President Donald Trump's payroll tax holiday could provide a temporary wage boost for workers this fall, but most employers are declining to suspend the employees' share of the Social Security tax during the final four months of the year over uncertainties about repaying the money next year.
The president handed down the payroll tax deferral plan for employees in an executive order in early August to grant employers the right to suspend the 6.2% portion of the Social Security tax from Sept. 1 to Dec. 31. The payroll taxes would have to be repaid to the Social Security trust fund next year by employees, but Trump said the four-month tax holiday could help spur more spending and aid the economic rebound this year as the United States recovers from the downturn triggered by the coronavirus pandemic.
"There's been a lot of interest in this and questions asked about it, but I don't have any clients yet that are rushing to try this out," said Justin Follis, the East Tennessee tax leader for the LBMC accounting firm. "This was done by the stroke of the pen by the president and there's been very little guidance and a lot of concerns about how this will work."
Employers that are required to withhold the employees' Social Security tax from wages and remit that payment to the government worry that they may have to absorb the repayment costs if an employee leaves by the end of the year and won't be on the payroll next year to repay the deferred tax, Follis said. Businesses also worry about providing bigger take-home pay for workers this fall only to have to cut such take-home pay with double tax withholding in early 2021.
Most of Chattanooga's biggest employers are opting not to defer the employees' payroll portion of the Social Security tax. Erlanger Medical Center, which employs about 7,000 workers at its hospitals in Southeast Tennessee and western North Carolina, is not offering the tax deferral.
"The administration wanted to do what would be best for our employees in the long run and did not want them to have to pay double next year when it's time to pay it back," Erlanger spokeswoman Blaine Kelly said. "They took a lot into consideration before making the decision, including speaking to several employees."
BlueCross BlueShield of Tennessee, the state's biggest health insurer with more than 4,000 local employees, and Unum Group, the world's biggest disability insurer with about 10,000 employees nationwide, also decided against the tax deferral plan.

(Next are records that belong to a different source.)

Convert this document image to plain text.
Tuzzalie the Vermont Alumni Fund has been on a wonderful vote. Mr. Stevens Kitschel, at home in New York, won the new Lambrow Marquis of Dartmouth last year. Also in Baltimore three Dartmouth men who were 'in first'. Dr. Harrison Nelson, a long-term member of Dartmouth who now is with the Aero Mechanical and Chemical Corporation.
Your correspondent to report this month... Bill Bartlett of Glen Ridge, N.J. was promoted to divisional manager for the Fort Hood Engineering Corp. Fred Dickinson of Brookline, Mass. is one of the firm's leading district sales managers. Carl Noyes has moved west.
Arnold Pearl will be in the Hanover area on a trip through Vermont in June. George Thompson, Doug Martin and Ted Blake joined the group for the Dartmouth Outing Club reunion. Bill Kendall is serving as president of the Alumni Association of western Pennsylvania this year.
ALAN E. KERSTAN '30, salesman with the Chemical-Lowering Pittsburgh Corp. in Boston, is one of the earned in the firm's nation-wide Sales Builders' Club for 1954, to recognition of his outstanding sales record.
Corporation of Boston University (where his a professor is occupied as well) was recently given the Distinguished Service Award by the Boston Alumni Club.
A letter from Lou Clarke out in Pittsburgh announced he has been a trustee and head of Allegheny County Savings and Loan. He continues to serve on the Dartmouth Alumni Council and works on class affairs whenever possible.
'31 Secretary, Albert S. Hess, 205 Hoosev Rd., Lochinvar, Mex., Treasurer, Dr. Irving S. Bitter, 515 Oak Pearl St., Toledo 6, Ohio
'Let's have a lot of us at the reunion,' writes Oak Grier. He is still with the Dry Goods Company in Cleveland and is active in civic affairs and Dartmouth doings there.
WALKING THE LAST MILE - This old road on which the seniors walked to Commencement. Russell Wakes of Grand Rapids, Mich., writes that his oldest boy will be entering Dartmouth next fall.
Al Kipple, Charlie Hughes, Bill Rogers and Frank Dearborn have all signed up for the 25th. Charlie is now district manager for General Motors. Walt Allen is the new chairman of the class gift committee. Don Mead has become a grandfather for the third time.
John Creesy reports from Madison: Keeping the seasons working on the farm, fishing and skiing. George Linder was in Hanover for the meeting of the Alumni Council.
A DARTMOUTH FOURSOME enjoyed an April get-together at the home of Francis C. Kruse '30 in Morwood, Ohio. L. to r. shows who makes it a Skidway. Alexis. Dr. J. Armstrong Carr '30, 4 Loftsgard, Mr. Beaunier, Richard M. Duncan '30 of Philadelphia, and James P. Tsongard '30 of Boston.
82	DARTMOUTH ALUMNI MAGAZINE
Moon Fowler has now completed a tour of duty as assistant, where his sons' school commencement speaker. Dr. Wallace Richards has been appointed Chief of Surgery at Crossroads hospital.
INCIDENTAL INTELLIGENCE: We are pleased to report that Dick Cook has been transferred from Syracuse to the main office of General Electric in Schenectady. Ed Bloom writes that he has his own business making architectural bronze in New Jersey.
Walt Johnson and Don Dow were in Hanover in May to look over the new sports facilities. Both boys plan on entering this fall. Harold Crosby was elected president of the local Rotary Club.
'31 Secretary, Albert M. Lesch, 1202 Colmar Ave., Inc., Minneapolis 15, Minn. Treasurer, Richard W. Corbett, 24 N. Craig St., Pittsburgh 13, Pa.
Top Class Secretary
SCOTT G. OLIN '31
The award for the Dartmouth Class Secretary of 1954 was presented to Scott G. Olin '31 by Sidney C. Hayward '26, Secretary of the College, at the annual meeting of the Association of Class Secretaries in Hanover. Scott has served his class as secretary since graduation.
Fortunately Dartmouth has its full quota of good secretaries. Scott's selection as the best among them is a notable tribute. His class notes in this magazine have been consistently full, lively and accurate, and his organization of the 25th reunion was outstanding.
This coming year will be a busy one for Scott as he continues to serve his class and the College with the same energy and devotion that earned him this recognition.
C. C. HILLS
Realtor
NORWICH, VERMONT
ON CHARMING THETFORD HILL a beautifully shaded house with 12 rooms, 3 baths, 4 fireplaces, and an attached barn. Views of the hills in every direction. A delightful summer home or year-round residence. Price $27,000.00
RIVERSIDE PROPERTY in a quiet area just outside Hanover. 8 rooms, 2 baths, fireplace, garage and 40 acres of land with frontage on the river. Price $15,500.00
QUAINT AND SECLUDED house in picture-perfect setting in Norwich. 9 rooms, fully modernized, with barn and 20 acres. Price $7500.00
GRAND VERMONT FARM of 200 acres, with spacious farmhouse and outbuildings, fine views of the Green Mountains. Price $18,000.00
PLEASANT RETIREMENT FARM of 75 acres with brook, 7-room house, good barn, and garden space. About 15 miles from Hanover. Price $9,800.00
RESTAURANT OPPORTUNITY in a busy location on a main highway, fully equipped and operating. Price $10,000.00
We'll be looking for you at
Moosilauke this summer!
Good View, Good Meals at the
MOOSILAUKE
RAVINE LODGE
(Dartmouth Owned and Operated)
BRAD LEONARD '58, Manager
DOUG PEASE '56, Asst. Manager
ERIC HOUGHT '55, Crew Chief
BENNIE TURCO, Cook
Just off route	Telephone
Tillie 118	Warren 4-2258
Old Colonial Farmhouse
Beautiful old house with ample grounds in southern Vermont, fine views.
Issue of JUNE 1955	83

"Since this program only postpones tax payments, it could create a tax liability in the form of higher withholdings next year for participating employees," said Dalya Qualls, director of corporate communications for BlueCross. "We made the decision to opt-out after consulting with tax, legal and compensation experts, and hearing directly from our employees, many of whom did not want to participate."
U.S. Xpress Enterprises, the Chattanooga-based trucking giant with nearly 10,000 employees, also decided against offering the tax deferral to its employees "after a thorough review of the option with our tax, payroll, HR and IT teams," company brand manager Danna Bailey said.
Even companies hardest hit by the pandemic appear reluctant to implement the payroll tax deferral plan.
"I would say that practically all of the retailers that we've heard from on this issue have decided that they're not going to implement the deferral, or their company hasn't made a decision yet," Rachelle Bernstein, vice president of the National Retail Federation, told FOX Business.
Federal employees will be getting the tax deferral, however, and should start seeing bigger paychecks by late September as a result. The Tennessee Valley Authority, which is an independent federally owned corporation, plans to outline when and how it will implement the changes to employees next week.
The holiday applies to workers whose biweekly pay is below $4,000 on a pretax basis, and it runs from Sept. 1 until the end of the year.
Trump has suggested that the tax deferral could ultimately become a tax break if he is re-elected as president in November.
Trump said last month he wants to "terminate" the tax so that workers are not required to pay back the money at a later point.
"If I'm victorious on Nov. 3, I plan to forgive these taxes and make permanent cuts to the payroll tax," Trump said. "I'm going to make them all permanent."
But on Wednesday, Democrats in Congress worried that the payroll tax deferral could weaken the funding for Social Security took a step toward forcing a vote on overturning President Trump's payroll-tax deferral.
In a letter sent to the Government Accountability Office (GAO), Senate Minority Leader Charles Schumer, D-New York, and Senate Finance Committee ranking member Ron Wyden, D-Oregon, asked for an expedited determination about whether the Treasury Department and IRS's guidance implementing the payroll-tax deferral is a "rule" for purposes of the Congressional Review Act (CRA).
"This expedited review and determination by GAO is critical and will allow us to move forward with the CRA process and ultimately protect lower and middle-income Americans' hard-earned wages and retirees' Social Security benefits from Trump's plan," Schumer and Wyden said in a statement.
Under the Congressional review process, Congress can overturn recently issued rules produced by federal agencies with a two-thirds vote in the Congress.